YouTube pranksters latest target? The virtual college classroom.

Multiple YouTubers, unable to provide their normal content, have turned their attention to pranking students and professors in online classes.

Zoom admits “We have fallen short.”

So-called YouTube “prank channels” are shifting to interrupting Zoom sessions during coronavirus lockdown, and schools and professors are quickly learning the importance of locking down online meetings.

Normally, these channels do public pranks in colleges or on city streets, and as a general rule, the more “random” or unusual, the better.

Pranking during coronavirus times is a little different, and some YouTubers have taken to a type of prank known as “zoombombing” classrooms, or showing up uninvited to virtual learning spaces and causing a scene for kicks. 

This can easily be accomplished by someone inside the class sending the link for a lecture to a YouTuber of their choice. Depending on the YouTuber, the results range from disruptive to borderline obscene.

Youtuber NELK, for example, joined several schools and then proceeded to unmute themselves and vape, ensuring all or most students would see them instead of the professor.

[RELATED: FBI gets involved as ‘Zoombombing’ threatens online classes]

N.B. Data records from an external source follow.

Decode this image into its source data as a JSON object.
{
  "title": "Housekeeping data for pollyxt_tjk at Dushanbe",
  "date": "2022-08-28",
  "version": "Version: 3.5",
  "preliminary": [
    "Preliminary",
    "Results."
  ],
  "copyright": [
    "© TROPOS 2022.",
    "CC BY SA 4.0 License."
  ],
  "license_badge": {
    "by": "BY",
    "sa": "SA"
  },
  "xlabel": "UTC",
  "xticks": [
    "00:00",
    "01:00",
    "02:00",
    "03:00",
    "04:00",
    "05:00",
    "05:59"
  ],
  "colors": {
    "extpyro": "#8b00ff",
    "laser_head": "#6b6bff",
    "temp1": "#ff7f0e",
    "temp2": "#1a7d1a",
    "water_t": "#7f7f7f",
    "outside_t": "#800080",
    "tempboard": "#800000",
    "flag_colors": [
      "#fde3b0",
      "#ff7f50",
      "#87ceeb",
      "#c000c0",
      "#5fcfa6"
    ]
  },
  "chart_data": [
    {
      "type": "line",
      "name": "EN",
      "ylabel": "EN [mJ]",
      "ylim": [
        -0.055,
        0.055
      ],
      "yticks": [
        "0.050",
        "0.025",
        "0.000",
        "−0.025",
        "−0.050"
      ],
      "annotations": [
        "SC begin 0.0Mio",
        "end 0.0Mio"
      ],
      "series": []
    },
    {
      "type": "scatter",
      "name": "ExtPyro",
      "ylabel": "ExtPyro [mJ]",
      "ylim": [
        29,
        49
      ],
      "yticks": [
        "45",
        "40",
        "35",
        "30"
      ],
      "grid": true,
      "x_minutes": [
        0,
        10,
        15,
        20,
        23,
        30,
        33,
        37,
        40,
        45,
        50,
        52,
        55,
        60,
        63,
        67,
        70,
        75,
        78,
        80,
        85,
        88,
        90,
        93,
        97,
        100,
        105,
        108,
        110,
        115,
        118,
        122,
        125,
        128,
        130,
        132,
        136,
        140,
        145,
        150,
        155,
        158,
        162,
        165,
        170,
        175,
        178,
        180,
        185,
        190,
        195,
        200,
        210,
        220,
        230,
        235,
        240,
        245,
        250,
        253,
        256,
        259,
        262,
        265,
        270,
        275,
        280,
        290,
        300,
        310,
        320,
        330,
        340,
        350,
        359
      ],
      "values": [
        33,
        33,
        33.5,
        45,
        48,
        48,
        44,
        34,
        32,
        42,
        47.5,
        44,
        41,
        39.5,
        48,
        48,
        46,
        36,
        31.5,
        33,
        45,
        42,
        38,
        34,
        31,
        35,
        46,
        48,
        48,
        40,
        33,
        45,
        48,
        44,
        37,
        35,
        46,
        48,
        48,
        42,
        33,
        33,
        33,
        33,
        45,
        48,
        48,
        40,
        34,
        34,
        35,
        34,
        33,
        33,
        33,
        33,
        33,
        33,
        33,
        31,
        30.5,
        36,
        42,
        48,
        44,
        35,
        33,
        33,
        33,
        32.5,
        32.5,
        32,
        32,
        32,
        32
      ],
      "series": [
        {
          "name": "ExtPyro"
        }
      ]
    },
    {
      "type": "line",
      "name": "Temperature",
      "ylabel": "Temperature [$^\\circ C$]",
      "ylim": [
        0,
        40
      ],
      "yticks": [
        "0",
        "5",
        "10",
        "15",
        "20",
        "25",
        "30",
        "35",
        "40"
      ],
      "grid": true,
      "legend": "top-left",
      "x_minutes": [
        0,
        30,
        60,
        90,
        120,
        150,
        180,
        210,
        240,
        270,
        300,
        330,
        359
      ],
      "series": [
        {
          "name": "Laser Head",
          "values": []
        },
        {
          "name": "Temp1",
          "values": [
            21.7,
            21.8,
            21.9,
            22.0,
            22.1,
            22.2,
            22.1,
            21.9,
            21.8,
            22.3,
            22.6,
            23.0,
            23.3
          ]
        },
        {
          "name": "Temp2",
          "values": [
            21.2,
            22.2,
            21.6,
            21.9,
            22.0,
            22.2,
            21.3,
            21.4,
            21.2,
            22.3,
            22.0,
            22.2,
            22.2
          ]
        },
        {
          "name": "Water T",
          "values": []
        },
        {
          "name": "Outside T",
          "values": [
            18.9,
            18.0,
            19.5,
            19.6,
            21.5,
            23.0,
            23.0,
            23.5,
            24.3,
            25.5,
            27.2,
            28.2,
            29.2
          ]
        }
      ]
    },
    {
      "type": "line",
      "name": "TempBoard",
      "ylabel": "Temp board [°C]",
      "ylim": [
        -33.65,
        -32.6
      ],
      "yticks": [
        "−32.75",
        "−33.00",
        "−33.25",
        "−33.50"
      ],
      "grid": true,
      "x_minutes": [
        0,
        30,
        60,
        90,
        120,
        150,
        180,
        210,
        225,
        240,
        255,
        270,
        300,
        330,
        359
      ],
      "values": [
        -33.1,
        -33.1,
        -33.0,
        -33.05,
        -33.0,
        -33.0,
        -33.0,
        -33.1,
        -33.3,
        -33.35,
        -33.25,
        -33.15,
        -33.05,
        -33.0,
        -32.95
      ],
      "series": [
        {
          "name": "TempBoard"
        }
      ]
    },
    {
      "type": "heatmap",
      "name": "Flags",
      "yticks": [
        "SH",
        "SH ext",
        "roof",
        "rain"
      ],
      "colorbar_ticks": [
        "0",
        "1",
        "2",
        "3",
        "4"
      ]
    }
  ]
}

YouTuber Jack Denmo, on the other hand, sat on a toilet, insulted professors, and pretended to be a particularly dull student. He later explained that he felt less guilty because “someone from the class private messaged me and said everyone laughed when I left the class.”



Katapa TV, not to be outdone, danced unmuted and chanted in Arabic until he was kicked out of the virtual classroom that he had crashed. 

[RELATED: As coronavirus forces classes online, colleges face new challenge: ‘Zoombombing’]



In every case, these YouTubers disrupted multiple classes and told their audience they would do more if they got enough likes.

Zoom has published a blog post instructing professors on how to combat incidents like these, warning all users against publishing Meeting IDs or links. The company admitted that “we have fallen short of the community’s – and our own – privacy and security expectations.”

None of the YouTubers responded to requests for comment in time for publication.